On war bondage and the thrill of the Four 

Just when you thought you’d been punished enough, Queque rolls out of its mossy crag, unrolls the paper, flips the laptop wide, clears a sludgy throat, and mutters in gollumesque garble: “Pwee-Twray-Usssshs?

Brass buttons

It opens with the brass in green and a pool of photographers swimming about at the front of the chamber in a choreographed chaos. It’s like Iraq without the innumerable militias, burning, and new, celebrated Shia-on-Shia violence.

Code Pink wasn’t supposed to mess with this one — this round of Iraq Occupation questioning was supposed to be reserved for presidential-aspirant primping. Still a couple chanters make their objections heard, with one man carried from the hearing hollering “Bring them home!” Was he screaming about our troops or Iraqi refugees?

“Post kinetic development” and “growing prosperity” in Iraq are poised to restore Iraqis to the standard of living they enjoyed when they were still Saddamists, Ambassador Ryan Crocker suggested Tuesday at the hearing before the U.S. House Armed Services and Foreign Affairs committees. So there may be electricity before Christmas for any of you thinking of taking on a low-interest mortgage in Baghdad. After all, there has to be a sunny flipside to the expulsion of 4.5 million Iraqis from their homes and 2 million who have permanently fled the “country” as refugees.

Economic (re)shuffle

Now we’re not one to quibble when money’s being made, but aren’t wars usually timed post-recession, you know, to rachet up the economy rather than drag the market down into a morass of unknown viscosity?

By the time you read this (you Get It Wednesday, no?), our country will be in debt to the tune of $9.5 trillion and falling $1.7 billion a day. Meanwhile, the cost of the war has recently been put at $3 trillion. But not everyone is suffering. The domestic oil companies who used to provide crude for affordable gasoline here at home are doing spry bidness on national reanimation projects.

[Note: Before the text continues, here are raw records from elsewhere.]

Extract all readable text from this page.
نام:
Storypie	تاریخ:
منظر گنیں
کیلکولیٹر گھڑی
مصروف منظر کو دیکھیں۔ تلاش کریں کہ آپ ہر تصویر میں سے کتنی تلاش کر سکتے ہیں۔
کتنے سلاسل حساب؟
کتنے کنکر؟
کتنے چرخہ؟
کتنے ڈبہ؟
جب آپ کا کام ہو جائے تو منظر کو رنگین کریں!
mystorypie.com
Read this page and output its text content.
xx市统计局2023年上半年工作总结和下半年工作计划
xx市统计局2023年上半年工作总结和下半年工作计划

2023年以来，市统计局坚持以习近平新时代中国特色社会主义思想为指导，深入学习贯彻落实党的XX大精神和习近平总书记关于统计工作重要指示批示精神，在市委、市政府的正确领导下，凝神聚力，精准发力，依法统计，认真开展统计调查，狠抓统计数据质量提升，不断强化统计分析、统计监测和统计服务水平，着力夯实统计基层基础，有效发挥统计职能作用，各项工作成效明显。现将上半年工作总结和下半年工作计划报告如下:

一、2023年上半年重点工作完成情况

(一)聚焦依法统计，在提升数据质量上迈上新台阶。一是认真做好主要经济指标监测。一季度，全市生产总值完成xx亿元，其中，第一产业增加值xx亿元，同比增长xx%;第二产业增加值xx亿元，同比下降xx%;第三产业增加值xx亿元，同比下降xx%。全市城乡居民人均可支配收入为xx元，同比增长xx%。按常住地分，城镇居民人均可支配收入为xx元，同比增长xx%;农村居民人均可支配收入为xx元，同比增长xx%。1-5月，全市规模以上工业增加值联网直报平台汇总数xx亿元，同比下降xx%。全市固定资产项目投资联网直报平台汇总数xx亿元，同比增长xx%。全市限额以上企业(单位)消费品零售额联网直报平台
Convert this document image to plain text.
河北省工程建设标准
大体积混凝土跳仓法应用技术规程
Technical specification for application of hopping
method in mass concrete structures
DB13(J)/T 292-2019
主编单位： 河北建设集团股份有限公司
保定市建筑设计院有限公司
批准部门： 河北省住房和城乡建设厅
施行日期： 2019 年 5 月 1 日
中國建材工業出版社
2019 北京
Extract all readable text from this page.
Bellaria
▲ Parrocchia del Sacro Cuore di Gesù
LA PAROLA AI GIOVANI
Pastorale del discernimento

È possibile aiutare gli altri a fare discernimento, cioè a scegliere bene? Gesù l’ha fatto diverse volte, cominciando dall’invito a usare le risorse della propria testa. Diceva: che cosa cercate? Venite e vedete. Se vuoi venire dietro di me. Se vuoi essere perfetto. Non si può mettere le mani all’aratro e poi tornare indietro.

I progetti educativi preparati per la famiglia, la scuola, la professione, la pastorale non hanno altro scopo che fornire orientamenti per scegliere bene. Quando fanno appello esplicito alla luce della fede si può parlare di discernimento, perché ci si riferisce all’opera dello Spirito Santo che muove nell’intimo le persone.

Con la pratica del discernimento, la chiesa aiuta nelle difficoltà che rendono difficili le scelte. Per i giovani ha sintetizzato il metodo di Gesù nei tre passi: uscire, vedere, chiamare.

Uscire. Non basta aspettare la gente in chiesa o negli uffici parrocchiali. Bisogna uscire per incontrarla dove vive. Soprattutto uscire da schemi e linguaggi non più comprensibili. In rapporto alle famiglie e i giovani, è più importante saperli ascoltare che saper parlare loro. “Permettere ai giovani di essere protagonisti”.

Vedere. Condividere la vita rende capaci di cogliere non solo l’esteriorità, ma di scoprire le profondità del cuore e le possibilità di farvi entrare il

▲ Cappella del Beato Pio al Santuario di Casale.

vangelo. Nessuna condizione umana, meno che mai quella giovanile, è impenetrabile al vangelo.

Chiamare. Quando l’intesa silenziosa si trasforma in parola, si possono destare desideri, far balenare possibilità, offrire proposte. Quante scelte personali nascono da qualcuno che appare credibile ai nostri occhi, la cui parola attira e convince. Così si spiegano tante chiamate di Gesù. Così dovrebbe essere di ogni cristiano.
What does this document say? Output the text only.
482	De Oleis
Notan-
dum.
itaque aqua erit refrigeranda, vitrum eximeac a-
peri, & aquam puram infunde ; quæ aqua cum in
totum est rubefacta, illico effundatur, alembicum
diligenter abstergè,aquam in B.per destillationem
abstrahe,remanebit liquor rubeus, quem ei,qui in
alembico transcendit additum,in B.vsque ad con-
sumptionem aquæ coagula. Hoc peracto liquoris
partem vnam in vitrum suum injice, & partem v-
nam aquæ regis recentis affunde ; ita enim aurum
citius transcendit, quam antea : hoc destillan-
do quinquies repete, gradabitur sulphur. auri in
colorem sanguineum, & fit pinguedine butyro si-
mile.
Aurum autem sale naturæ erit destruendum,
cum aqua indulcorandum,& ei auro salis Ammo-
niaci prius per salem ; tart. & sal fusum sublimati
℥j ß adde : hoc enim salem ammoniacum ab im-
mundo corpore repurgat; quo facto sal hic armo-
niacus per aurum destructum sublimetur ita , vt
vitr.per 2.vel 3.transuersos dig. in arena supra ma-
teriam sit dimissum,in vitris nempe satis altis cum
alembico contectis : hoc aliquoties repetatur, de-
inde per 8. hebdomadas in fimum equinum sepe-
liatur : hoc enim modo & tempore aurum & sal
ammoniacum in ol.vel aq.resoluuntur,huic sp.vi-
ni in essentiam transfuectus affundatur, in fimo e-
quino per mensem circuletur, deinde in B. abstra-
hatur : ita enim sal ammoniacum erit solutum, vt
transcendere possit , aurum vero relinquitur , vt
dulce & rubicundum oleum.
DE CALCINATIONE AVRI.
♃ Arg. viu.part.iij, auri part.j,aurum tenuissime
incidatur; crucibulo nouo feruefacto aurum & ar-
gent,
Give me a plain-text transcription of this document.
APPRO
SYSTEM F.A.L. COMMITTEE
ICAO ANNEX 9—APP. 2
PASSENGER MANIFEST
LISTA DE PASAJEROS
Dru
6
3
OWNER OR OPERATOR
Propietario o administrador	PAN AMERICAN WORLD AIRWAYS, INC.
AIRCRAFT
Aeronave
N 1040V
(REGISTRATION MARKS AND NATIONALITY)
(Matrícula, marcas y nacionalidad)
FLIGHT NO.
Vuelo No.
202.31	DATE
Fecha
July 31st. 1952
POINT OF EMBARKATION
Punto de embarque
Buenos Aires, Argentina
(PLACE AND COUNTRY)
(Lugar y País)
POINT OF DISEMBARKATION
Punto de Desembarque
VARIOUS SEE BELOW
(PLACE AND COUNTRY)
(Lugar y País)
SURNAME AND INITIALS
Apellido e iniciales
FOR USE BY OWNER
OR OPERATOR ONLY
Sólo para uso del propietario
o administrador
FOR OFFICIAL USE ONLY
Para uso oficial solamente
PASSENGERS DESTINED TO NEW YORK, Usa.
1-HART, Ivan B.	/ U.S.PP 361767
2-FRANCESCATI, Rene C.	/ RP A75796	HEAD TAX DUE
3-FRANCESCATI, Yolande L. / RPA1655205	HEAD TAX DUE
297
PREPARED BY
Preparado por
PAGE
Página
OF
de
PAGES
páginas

Valero, providing five percent of all DOD-contracted fuel sales (See Queque, “Pumpin’ War Blend,” November 14, 2007), just got another $397.5-million contract for aviation fuels. Meanwhile, in the last few weeks Shell’s Deer Park refinery got stop-lossed to the tune of $882 million; New Braunfels-based trading company Refinery Associates of Texas caught a $185-million contract; and Delek Refining in Tyler got $102 million of oil droppings. And we wonder why Texas has been unable to kick off a solar-energy revolution?

With space-war tech being utilized now, the obviously programmer-named Ultra Electronics Advanced Tactical Systems, Inc., of Austin stands to gain as much as $49.5 million for new processors to be used by the U.S. Navy’s Command and Control systems and Air Defense (and cryptographic) systems.

Then there is the $6 million going to the Austin PR firm GSD&M Idea City for Air Force recruiting efforts. Queque hopes they can do better than the Wii raffle the Army is using to target potential RGV recruits.

Council flats

Final Four Fever was in the air at last week’s Council cozy-up, with Mayor Phil Hardberger gushing that the eyes of the nation would be on San Antonio for three whole days. (But will those TV crews find his smother-an-animal-with-love billboard before they leave?) Apparently caught up in the excitement, Municipal Plaza perennial Faris Hodge submitted a request to the Council to rename the Alamodome after him, a suggestion met with the kind of silence usually reserved for 12-year-olds asking if you’ll buy them a car.

The discussion quickly shifted to the 40th anniversary of HemisFair, and District 8 Councilwoman Diane Cibrian’s revelation that it was her Aunt Rosa who 40 years ago won a local contest to choose the name for the Tower of the Americas. “She said she wanted San Antonio to be the Gateway to the Americas,” Cibrian said.

“Too bad your aunt didn’t know Faris Hodge back then,” District 7 Councilman Justin Rodriguez responded. “She could have saved us a lot of grief.”

The C-team also came down with a touch of City Auditor Dysentery, flushing (OK. He resigned.) Pete Gonzales Jr. from the city employee roster after meeting in executive session.

Nuke fluke

Now, call it overkill if you must, but it has come to the attention of Queque that there are still some nuke believers huddling in San Antonio’s subterranean channels (Yes, those tunnels our pal Perky is fond of waxing on about). To flush them out and set them straight, former U.S. Nuclear Regulatory Commissioner Peter Bradford will be banging a gong 7 p.m. Thursday at Trinity’s Science Lecture Hall.

Come in your best repentant gear, you scoundrels.